Altman told the court that Musk’s February 2018 departure from the OpenAI board had been “a morale boost” for some employees, citing what he described as a management style that “demotivated” some of the company’s researchers. “I don’t think Mr. Musk understood how to run a good research lab,” Altman testified. Brockman told the court earlier in the trial that Musk had once belittled an OpenAI researcher to the point that the person nearly left the field; that researcher later became a central figure behind ChatGPT.
The financial stakes for Microsoft loom over the case. In testimony Monday, Microsoft Chief Executive Satya Nadella told the jury he had feared his company would become “the next IBM” if it did not lock down a deep partnership with OpenAI, an admission drawn from an April 2022 internal email entered into evidence by Molo. A January 2023 memo from Microsoft President Brad Smith projected a $92 billion return on the company’s cumulative $13 billion OpenAI investment — $1 billion in 2019, $2 billion in 2021 and $10 billion in 2023. Under last year’s restructured agreement, Microsoft’s return caps were removed entirely and its IP license was converted to non-exclusive through 2032. The Information has reported that revenue-sharing payments under the new structure are capped at $38 billion.
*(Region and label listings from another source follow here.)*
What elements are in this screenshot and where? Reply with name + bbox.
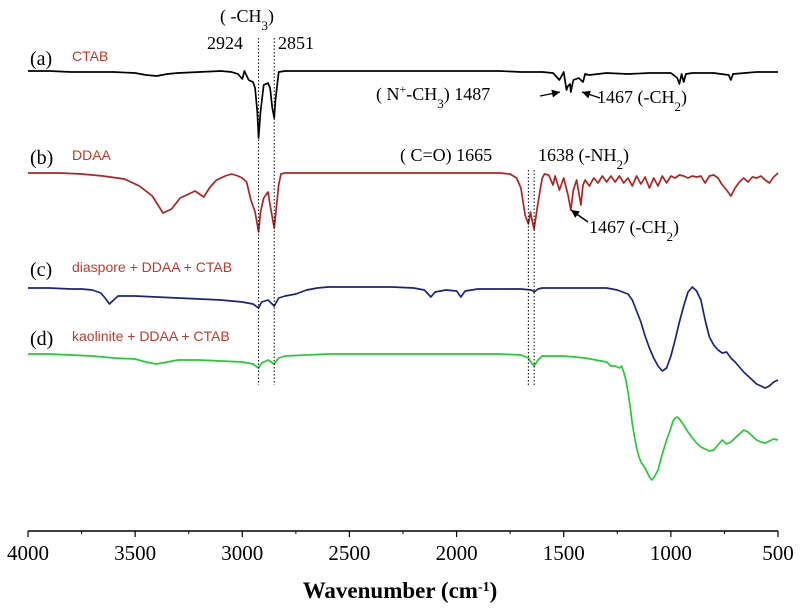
series-name-b: DDAA	[72, 147, 112, 163]
x-tick-label-500: 500	[762, 541, 794, 565]
anno-2924: 2924	[207, 33, 243, 53]
x-tick-label-1500: 1500	[543, 541, 585, 565]
anno-ch3: ( -CH3)	[220, 6, 274, 33]
series-layer	[28, 70, 779, 481]
x-tick-label-2500: 2500	[328, 541, 370, 565]
anno-1638-nh2: 1638 (-NH2)	[538, 145, 629, 172]
x-tick-label-4000: 4000	[7, 541, 49, 565]
arrow-1467-a	[581, 90, 601, 99]
panel-letter-d: (d)	[30, 328, 53, 350]
panel-letter-a: (a)	[30, 48, 52, 70]
series-line-a	[28, 70, 778, 139]
anno-1467-ch2-a: 1467 (-CH2)	[597, 87, 687, 114]
series-name-d: kaolinite + DDAA + CTAB	[72, 328, 230, 344]
anno-1467-ch2-b: 1467 (-CH2)	[589, 217, 679, 244]
anno-2851: 2851	[278, 33, 314, 53]
anno-n-ch3-1487: ( N+-CH3) 1487	[376, 82, 490, 111]
arrow-1467-b-head	[571, 210, 580, 218]
label-layer: (a) CTAB (b) DDAA (c) diaspore + DDAA + CTAB (…	[30, 6, 687, 350]
series-line-d	[28, 353, 779, 481]
x-tick-label-3000: 3000	[221, 541, 263, 565]
arrow-1467-a-head	[582, 90, 591, 99]
x-tick-label-1000: 1000	[650, 541, 692, 565]
panel-letter-b: (b)	[30, 147, 53, 169]
anno-c-o-1665: ( C=O) 1665	[400, 145, 492, 166]
panel-letter-c: (c)	[30, 259, 52, 281]
series-line-b	[28, 172, 779, 233]
series-name-c: diaspore + DDAA + CTAB	[72, 259, 232, 275]
guide-layer	[258, 38, 535, 385]
arrow-1467-b	[570, 209, 589, 223]
series-line-c	[28, 286, 779, 389]
series-name-a: CTAB	[72, 48, 108, 64]
arrow-1487	[539, 89, 561, 98]
x-tick-label-3500: 3500	[114, 541, 156, 565]
arrow-1487-head	[551, 89, 560, 98]
x-axis-label: Wavenumber (cm-1)	[303, 578, 498, 603]
x-axis: 4000 3500 3000 2500 2000 1500 1000 500 Wavenumbe…	[7, 530, 794, 603]
x-tick-label-2000: 2000	[436, 541, 478, 565]
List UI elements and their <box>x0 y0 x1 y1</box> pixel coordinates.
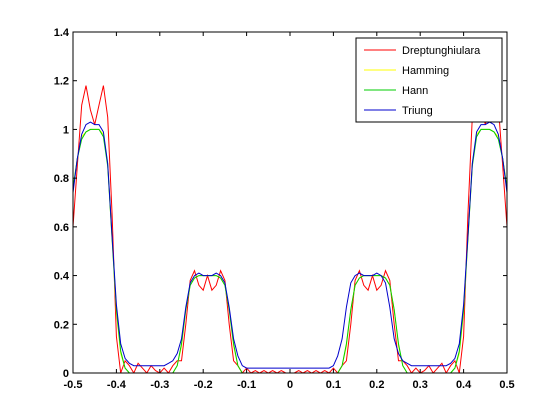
x-tick-label: -0.5 <box>64 379 83 391</box>
x-tick-label: 0.2 <box>369 379 384 391</box>
x-tick-label: -0.4 <box>107 379 127 391</box>
x-tick-label: 0.4 <box>456 379 472 391</box>
x-tick-label: 0.1 <box>326 379 341 391</box>
y-tick-label: 0.2 <box>54 319 69 331</box>
series-layer <box>73 85 507 373</box>
series-line-4 <box>73 121 507 369</box>
y-tick-label: 1.4 <box>54 27 70 39</box>
y-tick-label: 1 <box>63 124 69 136</box>
x-tick-label: -0.3 <box>150 379 169 391</box>
legend-box <box>355 37 503 123</box>
series-line-1 <box>73 85 507 373</box>
y-tick-label: 0.6 <box>54 222 69 234</box>
y-tick-label: 0.8 <box>54 173 69 185</box>
x-tick-label: -0.2 <box>194 379 213 391</box>
legend-label: Dreptunghiulara <box>402 45 481 57</box>
legend: Dreptunghiulara Hamming Hann Triung <box>355 37 503 123</box>
x-tick-label: 0 <box>287 379 293 391</box>
legend-label: Hann <box>402 85 428 97</box>
legend-label: Hamming <box>402 65 449 77</box>
x-tick-label: -0.1 <box>237 379 256 391</box>
tick-layer: -0.5 -0.4 -0.3 -0.2 -0.1 0 0.1 0.2 0.3 0.4 0.5 0 0.2… <box>54 27 515 391</box>
y-tick-label: 1.2 <box>54 76 69 88</box>
x-tick-label: 0.3 <box>413 379 428 391</box>
y-tick-label: 0 <box>63 368 69 380</box>
y-tick-label: 0.4 <box>54 271 70 283</box>
legend-label: Triung <box>402 105 433 117</box>
x-tick-label: 0.5 <box>499 379 514 391</box>
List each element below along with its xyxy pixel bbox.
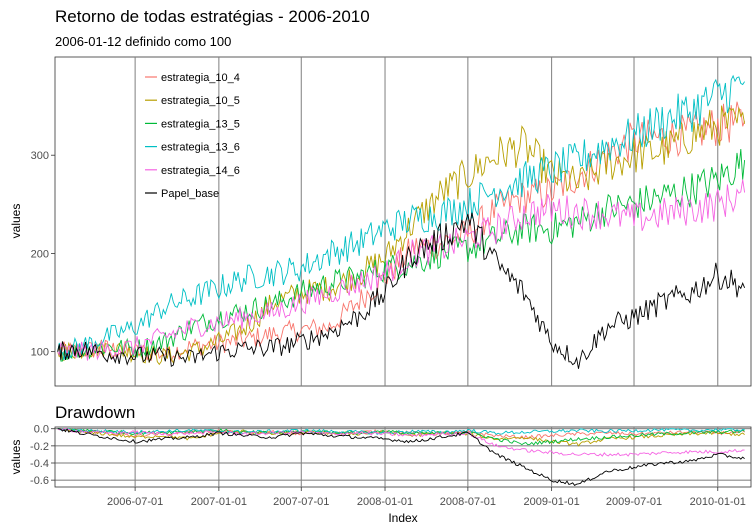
- drawdown-y-tick-label: -0.4: [30, 458, 49, 470]
- drawdown-y-axis: 0.0 -0.2 -0.4 -0.6: [30, 424, 55, 487]
- drawdown-series-group: [57, 427, 745, 486]
- drawdown-series-line-estrategia_13_6: [57, 428, 745, 435]
- legend-label: estrategia_13_5: [161, 118, 240, 130]
- x-tick-label: 2009-07-01: [606, 496, 662, 508]
- x-tick-label: 2006-07-01: [107, 496, 163, 508]
- main-y-tick-label: 200: [31, 248, 49, 260]
- drawdown-title: Drawdown: [55, 403, 135, 422]
- main-series-line-estrategia_10_5: [57, 105, 746, 366]
- x-tick-label: 2010-01-01: [690, 496, 746, 508]
- drawdown-plot-frame: [54, 426, 752, 488]
- legend-label: estrategia_13_6: [161, 142, 240, 154]
- drawdown-y-tick-label: -0.6: [30, 475, 49, 487]
- legend-label: estrategia_10_5: [161, 95, 240, 107]
- x-tick-label: 2008-01-01: [357, 496, 413, 508]
- x-tick-label: 2008-07-01: [440, 496, 496, 508]
- x-axis-label: Index: [388, 511, 417, 525]
- main-series-line-estrategia_14_6: [57, 179, 746, 361]
- chart-title: Retorno de todas estratégias - 2006-2010: [55, 7, 370, 26]
- drawdown-grid: [55, 427, 751, 487]
- main-series-line-estrategia_13_5: [57, 148, 746, 362]
- chart-subtitle: 2006-01-12 definido como 100: [55, 34, 231, 49]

Nadella also acknowledged under cross-examination that he was not aware of any full-time employees at the OpenAI nonprofit before March 2026 and could not identify grants, research or open-sourced technology the nonprofit had produced — testimony Musk’s team has used to argue that the charitable entity functioned as a shell.
Other witnesses have filled in the personal dimensions of the dispute. Shivon Zilis, a former OpenAI board member who has four children with Musk, testified last week that Musk had offered Altman a Tesla board seat as part of a proposed merger and had asked researcher Andrej Karpathy to compile a list of top OpenAI researchers to poach — activity that took place while Musk still sat on the OpenAI board. Sutskever testified that Alphabet Inc.’s Google had offered to pay him as much as $6 million a year to keep him from joining OpenAI in the company’s early days.
Musk ultimately founded the competing AI venture xAI in 2023, which he merged with SpaceX earlier this year and now refers to as SpacexAI. Altman told the court that Musk “did try to kill” OpenAI, citing the xAI launch, talent poaching and other actions he described as business interference. OpenAI’s lawyers have also countered with Musk’s $97.4 billion bid earlier this year for the company’s assets — a figure they have used to argue that his interest is less charitable than competitive.
Board chair Bret Taylor testified earlier that the nonprofit, renamed the OpenAI Foundation, still owns the for-profit entity, now valued at roughly $852 billion, and that the restructuring was a condition of investments by SoftBank Group Corp. and Thrive Capital. A ruling in Musk’s favor could scramble plans for a public-market listing later this year and require the company to redirect tens of billions in assets back to the nonprofit. A ruling for Altman, Brockman and Microsoft would clear the runway for what bankers expect to be one of the largest IPOs in history.